TaskHandle_t HandleTaskName; 

void setup(){
    xTaskCreatePinnedToCore(
        taskFunction,           // Function name that implements the task
        "task description",     // Task description
        2048/4,                 // Memory (in bytes) assigned to this task (don't set too high)
        NULL,                   // Task input parameter (none)
        0,                      // Task priority 0
        &HandleTaskName,        // Handle of the task
        0                       // Core where task 1 will run (this one in core 0)
    );
}

void loop(){
    // empty
}

void taskFunction(void *parameters)
{
    // Local constants/variables for this task (can share names across tasks without interfering)

    const TickType_t xPeriod = pdMS_TO_TICKS(10);  // 10 ms period
    TickType_t xLastWakeTime = xTaskGetTickCount();  // initialize once

    // some code...

    while (1) // infinite loop
    {
        // some code...

        // Sleep until the next absolute release time (no drift)
        vTaskDelayUntil(&xLastWakeTime, xPeriod);
    }
}

Exercises

Exercise 8: Multicore app reading from two analog sensors

Read from two analog sensors using both cores of the ESP32 (one sensor per core). One sensor is read at 1Hz, and the other at 2Hz.

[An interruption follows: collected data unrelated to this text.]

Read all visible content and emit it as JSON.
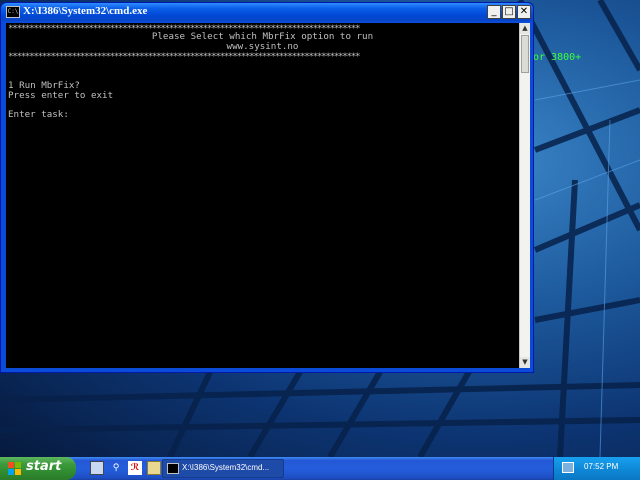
{
  "desktop": {
    "partial_text": "or 3800+"
  },
  "window": {
    "title": "X:\\I386\\System32\\cmd.exe",
    "icon_text": "C:\\",
    "buttons": {
      "minimize": "_",
      "maximize": "□",
      "close": "✕"
    }
  },
  "console": {
    "stars": "***********************************************************************************",
    "heading": "Please Select which MbrFix option to run",
    "url": "www.sysint.no",
    "option_1": "1 Run MbrFix?",
    "exit_hint": "Press enter to exit",
    "prompt": "Enter task:"
  },
  "taskbar": {
    "start_label": "start",
    "task_item_label": "X:\\I386\\System32\\cmd...",
    "clock": "07:52 PM"
  },
  "colors": {
    "console_bg": "#000000",
    "console_text": "#c0c0c0",
    "title_bar": "#0a5ee8",
    "taskbar": "#245edc",
    "start_button": "#3c9a3c"
  }
}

Download the solution here

Exercise 9: Simple multicore app with two buttons and two LEDs

Use one core to handle the red button and red LED, and the other core to handle the green button and green LED. One the button is pressed, the LED changes its state.

Download the solution here

Exercise 10: Multicore app with two buttons and two LEDs, and periodic tasks

With the same diagram as in exercise 9, when the red button is pressed, the red LED blinks at 3Hz. When the green button is pressed, the green LED blinks at 2Hz. When a button is pressed again, its corresponding LED turns off.